Oil-Dri Corporation (ODC) showed up in the results of my value screening strategy. (The strategy is highlighted in the July AAII Journal First Cut column.) ODC trades at a price-earnings ratio of 17.0 and a price-to-book ratio of 1.7. Revenues have consecutively increased every year between 2003 and 2009. Net income and earnings per share have been almost as good, except for a dip in 2006. Margins have expanded in recent years and cash flows from operations have been positive for several years. ODC topped fiscal third-quarter expectations by three cents and profit projections for both fiscal 2010 and fiscal 2011 have been revised higher.
The company makes sorbent products, such as cat litter. Leaving all jokes about stinky investments aside, it does not take a cat owner to realize that there will always be demand for cat litter. (For the record, I am a dog person.)
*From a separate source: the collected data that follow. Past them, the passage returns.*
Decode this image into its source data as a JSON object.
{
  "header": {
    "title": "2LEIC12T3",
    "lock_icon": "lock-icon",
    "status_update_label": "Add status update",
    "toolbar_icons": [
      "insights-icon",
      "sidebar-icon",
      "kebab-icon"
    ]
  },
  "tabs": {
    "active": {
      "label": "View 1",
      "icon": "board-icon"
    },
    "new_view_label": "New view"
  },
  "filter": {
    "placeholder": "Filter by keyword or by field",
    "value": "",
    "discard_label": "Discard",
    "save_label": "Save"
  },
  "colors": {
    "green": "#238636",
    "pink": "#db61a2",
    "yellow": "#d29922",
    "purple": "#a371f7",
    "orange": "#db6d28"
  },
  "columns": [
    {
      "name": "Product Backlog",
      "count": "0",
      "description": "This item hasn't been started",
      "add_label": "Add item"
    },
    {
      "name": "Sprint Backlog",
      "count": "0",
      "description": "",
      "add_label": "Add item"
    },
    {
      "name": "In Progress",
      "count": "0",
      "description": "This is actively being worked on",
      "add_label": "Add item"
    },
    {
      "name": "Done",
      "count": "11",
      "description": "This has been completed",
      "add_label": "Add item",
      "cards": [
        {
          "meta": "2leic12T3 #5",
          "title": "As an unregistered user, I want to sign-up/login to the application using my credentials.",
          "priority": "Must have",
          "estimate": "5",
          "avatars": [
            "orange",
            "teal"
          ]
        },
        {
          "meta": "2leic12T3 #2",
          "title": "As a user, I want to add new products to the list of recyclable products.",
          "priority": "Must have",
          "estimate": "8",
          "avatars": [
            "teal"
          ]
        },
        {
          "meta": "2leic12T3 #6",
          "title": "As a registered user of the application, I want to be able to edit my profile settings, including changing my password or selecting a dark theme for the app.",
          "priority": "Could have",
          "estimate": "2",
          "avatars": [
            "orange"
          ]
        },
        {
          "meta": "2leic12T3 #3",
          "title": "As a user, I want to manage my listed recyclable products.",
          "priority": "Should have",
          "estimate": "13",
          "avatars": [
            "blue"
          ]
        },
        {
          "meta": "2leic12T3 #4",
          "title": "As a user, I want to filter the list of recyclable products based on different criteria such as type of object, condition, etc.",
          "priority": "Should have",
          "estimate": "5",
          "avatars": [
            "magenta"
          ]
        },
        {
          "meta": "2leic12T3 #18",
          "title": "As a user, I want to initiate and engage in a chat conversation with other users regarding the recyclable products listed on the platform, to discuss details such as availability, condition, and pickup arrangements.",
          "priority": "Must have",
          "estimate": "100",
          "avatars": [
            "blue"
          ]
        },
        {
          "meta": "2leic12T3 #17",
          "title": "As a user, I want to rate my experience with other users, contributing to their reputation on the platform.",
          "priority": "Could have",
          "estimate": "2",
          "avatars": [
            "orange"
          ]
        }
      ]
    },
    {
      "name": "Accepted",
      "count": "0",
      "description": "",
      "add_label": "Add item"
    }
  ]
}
These characteristics are good, but after I spent a little time reading ODC's latest quarterly earnings release and its 10-K filing, I found some red flags.
Revenues for the fiscal third-quarter fell by 3% on a year-over-year basis. CEO Daniel Jaffee noted that business from Wal-Mart (WMT) declined. This would not be a big issue if the discount chain wasn't responsible for 26% of ODC's fiscal 2009 revenues. Worse yet, during the past three years, sales to WMT accounted for an increasingly larger proportion of Oil-Dri's total sales.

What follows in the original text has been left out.